Volviendo a mis observaciones preliminares, podemos adoptar tres puntos de vista distintos para
explicar por qué hemos considerado en otro tiempo que la organización de la acción era distinta a
como la he descrito aquí. De acuerdo con un punto de vista, el “lenguaje mecánico” (o lenguaje de
máquina) del sistema en el nivel “natural” [115] o biológico corresponde de hecho a la descripción
que han hecho los defensores del modelo de “ensayo y error con refuerzo”. En mi opinión, puede
decirse que los argumentos de Von Holst y Mittelstaedt (1950) y de Miller, Galanter y Pribram (1960)

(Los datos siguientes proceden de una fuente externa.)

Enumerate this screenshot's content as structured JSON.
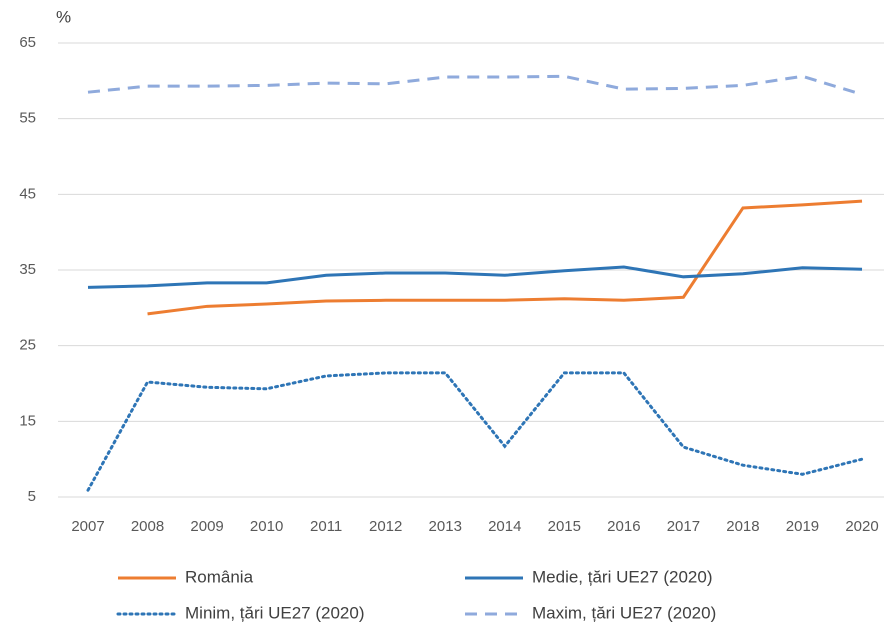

se lo ponen muy difícil a esta explicación, al demostrar que incluso en el nivel molecular ha de haber
presente alguna “intención” que haga posible el surgimiento de un término de corrección
subsiguiente. Según el segundo punto de vista, es el proceso de socialización el que da a la acción
humana esa forma tan sumamente intencional. Esto es, sin lugar a dudas, verdad, en el sentido de
que los adultos, en su interacción con los niños, recurren a los más complejos sistemas
intencionales. Sin embargo, lo que resulta fundamental es que el niño sea capaz de responder a
esta “instigación” que le hacen los adultos de su sociedad. Según el tercer punto de vista, la
actividad intencional del hombre es necesaria dada la naturaleza del sistema “sociotécnico” en que
el humano se introduce. El sistema sociotécnico de la sociedad humana puede concebirse como
una antología de “dispositivos protéticos” que adoptan la forma de medios para alcanzar fines. La
evolución de la especie ha llevado las pautas de acción del hombre hacia formas más orientadas a
las intenciones, más sensibles a los medios, más correctivas. Es probable que los anteriores puntos
de vista sobre la acción fueran el resultado de un espíritu reduccionista con arreglo al cual la mejor
manera de explicar la “verdadera” naturaleza del hombre es usando un modelo filogenético primitivo
que ignore el proceso evolutivo que ha llevado al ser humano a convertirse en un manipulador de
instrumentos y de símbolos.
Y, ahora, permítaseme terminar por donde empecé. Los datos sobre la interacción entre el
niño y el adulto hablan, en mi opinión, en favor del hecho de que la conducta humana se encuentra
organizada y controlada por intenciones reales y atribuidas. La sabiduría popular de la especie, con
arreglo a la cual los niños se educan para participar en la cultura humana, refleja esta organización.
En mi opinión, la Psicología debería tomar nota y hacer lo mismo.